Arta Terme: i vincoli ne frenano la vendita, l’albergo Rossi in degrado problema per il Comune

di Gino Grillo.

 Da hotel di lusso, punto di riferimento di tutta la montagna carnica, a cattedrale nel deserto, con molte incognite per il futuro: questo è l’albergo Rossi, da anni in disuso e attualmente in pieno degrado. La struttura, che copre con le aree esterne una superficie di 26 mila metri quadrati, è stata acquisita al patrimonio comunale di Arta Terme alla fine degli anni Novanta. «All’epoca – ricorda l’ex sindaco Gardel – avevamo previsto di utilizzarlo come casinò, ma poi lo Stato cambiò idea su queste strutture e non se ne fece più nulla». L’investimento fu di quattro miliardi di lire, «compresi alcuni crediti che l’amministrazione vantava dall’allora gestione», a fronte dei quali venne acceso un mutuo ventennale che ancora il Comune paga, per circa 27 mila euro attuali.
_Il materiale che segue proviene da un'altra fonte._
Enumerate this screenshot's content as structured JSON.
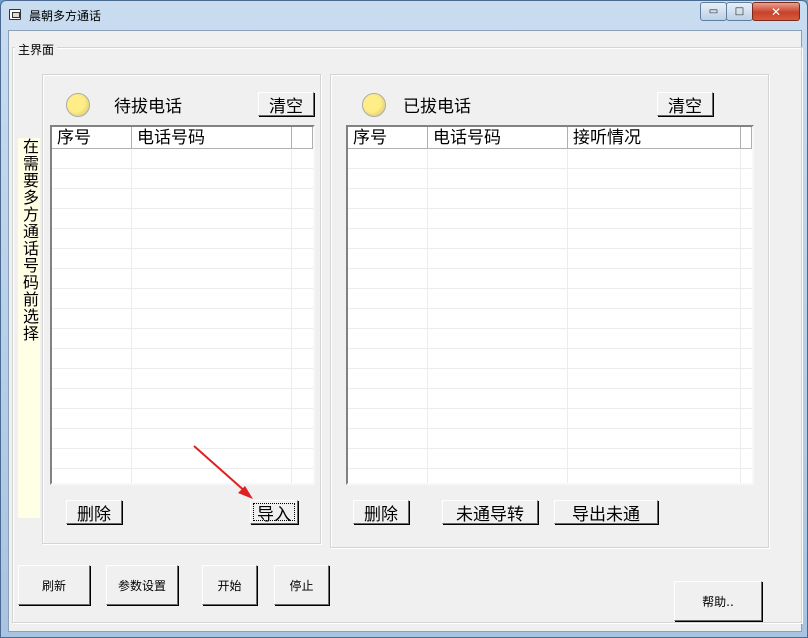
{
  "window": {
    "title": "晨朝多方通话",
    "min_glyph": "▭",
    "max_glyph": "□",
    "close_glyph": "✕"
  },
  "main_frame": {
    "caption": "主界面"
  },
  "side_label": "在需要多方通话号码前选择",
  "left_panel": {
    "title": "待拔电话",
    "clear_label": "清空",
    "columns": [
      "序号",
      "电话号码",
      ""
    ],
    "delete_label": "删除",
    "import_label": "导入"
  },
  "right_panel": {
    "title": "已拔电话",
    "clear_label": "清空",
    "columns": [
      "序号",
      "电话号码",
      "接听情况",
      ""
    ],
    "delete_label": "删除",
    "transfer_label": "未通导转",
    "export_label": "导出未通"
  },
  "bottom_buttons": {
    "refresh": "刷新",
    "settings": "参数设置",
    "start": "开始",
    "stop": "停止",
    "help": "帮助.."
  },
  "colors": {
    "accent_arrow": "#e02020",
    "led": "#ffee88",
    "side_label_bg": "#ffffe6"
  }
}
Il progetto per il casinò e quelli seguenti di utilizzarlo come scuola alberghiera, o ancora quale struttura sportiva dotata di campo di calcio, piscina e wellness, prevedeva una spesa di 14 miliardi di lire. «Non mi sento di addossare colpe alle amministrazioni precedenti – incalza l’attuale primo cittadino Marlino Peresson -, allora le aspettative e le prospettive erano diverse dalle attuali. Certo è che si sono fatte molte illazioni sul futuro di questo importante complesso, ma mai alcunché di concreto». A frenare il fatto che il Comune acquistò solamente una parte del complesso: un dodicesimo è ancora in possesso degli eredi Rossi. Il tribunale di Tolmezzo ha decretato che le due proprietà sono indivise, per cui diventa particolarmente difficile contattare i vari eredi dei Rossi. Il Comune ha inoltre chiesto alla Regione e alla Soprintendenza di conoscere quali sono i vincoli architettonici da rispettare. «Vincoli questi che tengono lontano i possibili acquirenti – commenta ancora il sindaco –; abbiamo avuto richieste informali di interesse da parte di investitori privati, (società e imprenditori russi e austriaci, ndr) gli unici attualmente che potrebbero sbrogliare la matassa, ma dopo i primi contatti nulla è stato ufficializzato». «Purtroppo mancano i fondi, e anche il pubblico (Stato, Regione) hanno stretto i cordoni della borsa – prosegue Peresson –. Inoltre abbiamo un’altra importante struttura, già recuperata ma non utilizzata che è l’albergo Savoia. La soluzione sarebbe di trovare un imprenditore privato disponibile a investire nel nostro territorio».